John M. Hightower was born in Coal Creek, Tennessee, on September 17, 1909, the son of James and Mary Murmann Hightower. From 1927 to 1928, he was a student at the University of Tennessee.

John Hightower was editor of Drug Topics magazine from 1929 to 1930, and from 1931 to 1933, he was a reporter for the Knoxville, Tennessee, News-Sentinel. In 1933, he joined the Associated Press (AP) in Nashville, working up to an editor's position, and in 1936, he was assigned to the AP Washington bureau. In Washington, he did general reporting and news editing, 1936-1940; covered the Navy Department, 1940-1943; and has covered the State Department and international affairs since 1944.

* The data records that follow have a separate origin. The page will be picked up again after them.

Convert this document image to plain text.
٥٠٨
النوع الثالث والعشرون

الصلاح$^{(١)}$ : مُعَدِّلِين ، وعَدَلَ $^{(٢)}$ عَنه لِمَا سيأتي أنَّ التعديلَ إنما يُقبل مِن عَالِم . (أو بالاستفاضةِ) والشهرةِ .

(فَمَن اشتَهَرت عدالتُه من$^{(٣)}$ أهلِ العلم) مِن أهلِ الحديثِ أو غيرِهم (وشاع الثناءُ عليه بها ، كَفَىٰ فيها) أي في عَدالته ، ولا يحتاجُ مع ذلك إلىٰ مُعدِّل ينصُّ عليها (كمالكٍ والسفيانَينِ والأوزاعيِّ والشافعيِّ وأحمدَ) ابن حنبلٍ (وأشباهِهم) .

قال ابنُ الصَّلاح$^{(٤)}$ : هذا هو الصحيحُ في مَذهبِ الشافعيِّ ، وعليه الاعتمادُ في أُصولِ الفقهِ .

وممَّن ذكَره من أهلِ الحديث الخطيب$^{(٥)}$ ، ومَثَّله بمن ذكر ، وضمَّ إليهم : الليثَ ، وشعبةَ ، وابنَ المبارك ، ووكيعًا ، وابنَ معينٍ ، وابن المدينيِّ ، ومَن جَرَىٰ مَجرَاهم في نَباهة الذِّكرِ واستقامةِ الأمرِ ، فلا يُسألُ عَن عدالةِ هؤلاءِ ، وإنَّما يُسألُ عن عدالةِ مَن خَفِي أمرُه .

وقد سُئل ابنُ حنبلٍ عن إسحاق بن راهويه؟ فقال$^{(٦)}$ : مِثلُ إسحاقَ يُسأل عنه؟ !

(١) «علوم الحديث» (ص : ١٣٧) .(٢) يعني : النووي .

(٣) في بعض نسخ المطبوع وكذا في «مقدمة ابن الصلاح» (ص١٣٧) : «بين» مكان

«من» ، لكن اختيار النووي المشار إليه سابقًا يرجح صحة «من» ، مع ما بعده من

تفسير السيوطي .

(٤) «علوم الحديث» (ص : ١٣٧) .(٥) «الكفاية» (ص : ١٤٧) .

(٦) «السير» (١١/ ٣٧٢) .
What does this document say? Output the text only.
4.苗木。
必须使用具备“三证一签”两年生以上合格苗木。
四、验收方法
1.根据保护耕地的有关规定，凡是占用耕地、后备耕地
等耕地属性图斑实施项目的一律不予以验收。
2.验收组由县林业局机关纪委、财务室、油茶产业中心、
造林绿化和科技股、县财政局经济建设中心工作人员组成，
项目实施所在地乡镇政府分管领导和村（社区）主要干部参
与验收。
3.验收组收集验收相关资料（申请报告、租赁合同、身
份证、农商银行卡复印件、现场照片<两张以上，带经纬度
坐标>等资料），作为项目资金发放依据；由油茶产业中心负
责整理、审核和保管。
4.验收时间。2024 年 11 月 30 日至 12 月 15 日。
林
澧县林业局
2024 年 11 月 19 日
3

Hightower covered the United Nations organization sessions in San Francisco, 1945; the opening session of the United Nations in London, England, 1946; the European peace treaty sessions, and the Council of Foreign Ministers, 1946 to 1948; the organization of the Marshall Plan; the institution of the North Atlantic Treaty Organization and the Japanese Peace Conference, San Francisco, 1951; the Bermuda Conference, 1953; the Berlin Foreign Ministers' Conference, 1954; the Big-Four Summit Conference and the Four-Power Foreign Ministers' Conference, Geneva, 1955; the second Bermuda Conference, 1957; and the NATO Summit Conference, 1957.

Hightower was awarded the Pulitzer Price for international reporting in 1951, when he also received the Raymond Clapper Memorial Award. In 1955, he received a citation from the Overseas Press Club.

On November 19, 1938, he married Martha Nadine Joiner. They had three children.